Zoekresultaten 1-10 van de 182 resultaten

  • ECLI:NL:TGZRZWO:2023:122 Regionaal Tuchtcollege voor de Gezondheidszorg Zwolle Z2021/3502

    Gegronde klacht tegen cosmetisch arts. Na intrekking van de klacht door patiënte heeft het college bepaald dat de behandeling van de klacht in het algemeen belang moet worden voortgezet. Voor het vervolg van de zaak is de inspectie als klager aangemerkt. De arts is eigenaar van en werkzaam in een cosmetische kliniek. Hij heeft bij patiënte een onderooglidcorrectie verricht. Daarbij is een complicatie opgetreden, na de operatie is beiderzijds een ectropion ontstaan. De arts heeft vervolgens tweemaal een hersteloperatie verricht en patiënte uiteindelijk verwezen naar een plastisch chirurg. De inspectie is van mening dat de arts bij het uitvoeren van de ooglidcorrectie in diverse opzichten tekortgeschoten is.

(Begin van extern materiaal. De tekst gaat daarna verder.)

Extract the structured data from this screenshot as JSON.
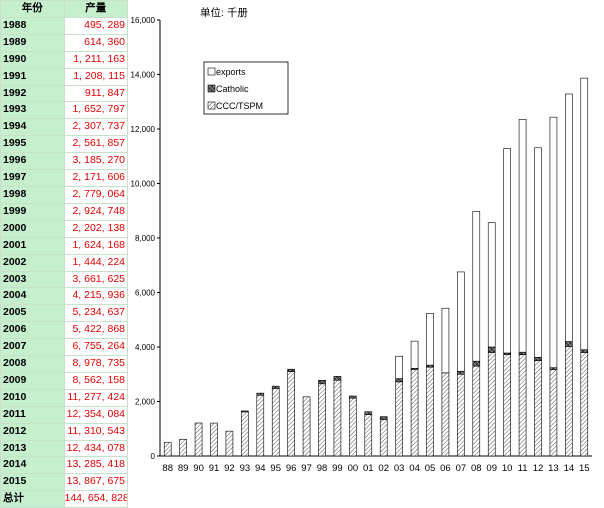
{
  "table": {
    "headers": [
      "年份",
      "产量"
    ],
    "rows": [
      {
        "year": "1988",
        "value": "495, 289"
      },
      {
        "year": "1989",
        "value": "614, 360"
      },
      {
        "year": "1990",
        "value": "1, 211, 163"
      },
      {
        "year": "1991",
        "value": "1, 208, 115"
      },
      {
        "year": "1992",
        "value": "911, 847"
      },
      {
        "year": "1993",
        "value": "1, 652, 797"
      },
      {
        "year": "1994",
        "value": "2, 307, 737"
      },
      {
        "year": "1995",
        "value": "2, 561, 857"
      },
      {
        "year": "1996",
        "value": "3, 185, 270"
      },
      {
        "year": "1997",
        "value": "2, 171, 606"
      },
      {
        "year": "1998",
        "value": "2, 779, 064"
      },
      {
        "year": "1999",
        "value": "2, 924, 748"
      },
      {
        "year": "2000",
        "value": "2, 202, 138"
      },
      {
        "year": "2001",
        "value": "1, 624, 168"
      },
      {
        "year": "2002",
        "value": "1, 444, 224"
      },
      {
        "year": "2003",
        "value": "3, 661, 625"
      },
      {
        "year": "2004",
        "value": "4, 215, 936"
      },
      {
        "year": "2005",
        "value": "5, 234, 637"
      },
      {
        "year": "2006",
        "value": "5, 422, 868"
      },
      {
        "year": "2007",
        "value": "6, 755, 264"
      },
      {
        "year": "2008",
        "value": "8, 978, 735"
      },
      {
        "year": "2009",
        "value": "8, 562, 158"
      },
      {
        "year": "2010",
        "value": "11, 277, 424"
      },
      {
        "year": "2011",
        "value": "12, 354, 084"
      },
      {
        "year": "2012",
        "value": "11, 310, 543"
      },
      {
        "year": "2013",
        "value": "12, 434, 078"
      },
      {
        "year": "2014",
        "value": "13, 285, 418"
      },
      {
        "year": "2015",
        "value": "13, 867, 675"
      }
    ],
    "total_label": "总计",
    "total_value": "144, 654, 828"
  },
  "chart_data": {
    "type": "bar",
    "stacked": true,
    "unit_label": "单位: 千册",
    "categories": [
      "88",
      "89",
      "90",
      "91",
      "92",
      "93",
      "94",
      "95",
      "96",
      "97",
      "98",
      "99",
      "00",
      "01",
      "02",
      "03",
      "04",
      "05",
      "06",
      "07",
      "08",
      "09",
      "10",
      "11",
      "12",
      "13",
      "14",
      "15"
    ],
    "series": [
      {
        "name": "CCC/TSPM",
        "values": [
          495,
          614,
          1211,
          1208,
          912,
          1620,
          2230,
          2480,
          3100,
          2172,
          2650,
          2780,
          2120,
          1520,
          1340,
          2720,
          3180,
          3260,
          3050,
          3000,
          3300,
          3800,
          3720,
          3720,
          3500,
          3170,
          4020,
          3800
        ]
      },
      {
        "name": "Catholic",
        "values": [
          0,
          0,
          0,
          0,
          0,
          33,
          78,
          82,
          85,
          0,
          129,
          145,
          82,
          104,
          104,
          120,
          36,
          75,
          0,
          110,
          180,
          200,
          60,
          90,
          120,
          70,
          180,
          100
        ]
      },
      {
        "name": "exports",
        "values": [
          0,
          0,
          0,
          0,
          0,
          0,
          0,
          0,
          0,
          0,
          0,
          0,
          0,
          0,
          0,
          822,
          1000,
          1900,
          2373,
          3645,
          5499,
          4562,
          7497,
          8544,
          7691,
          9194,
          9085,
          9968
        ]
      }
    ],
    "ylim": [
      0,
      16000
    ],
    "yticks": [
      0,
      2000,
      4000,
      6000,
      8000,
      10000,
      12000,
      14000,
      16000
    ],
    "ytick_labels": [
      "0",
      "2,000",
      "4,000",
      "6,000",
      "8,000",
      "10,000",
      "12,000",
      "14,000",
      "16,000"
    ],
    "grid": false,
    "legend_position": "top-left",
    "legend_order": [
      "exports",
      "Catholic",
      "CCC/TSPM"
    ]
  }
}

Zo is patiënte onvoldoende geïnformeerd, is de schriftelijke verslaglegging ondermaats, is de arts bij de operaties niet gebleven binnen de grenzen van zijn kennen en kunnen en heeft hij geen professioneel gedrag vertoont bij de bejegening van patiënte. Het college verklaart alle klachtonderdelen gegrond en legt de arts de maatregel van een geheel voorwaardelijke schorsing van een jaar op, met een proeftijd van twee jaar.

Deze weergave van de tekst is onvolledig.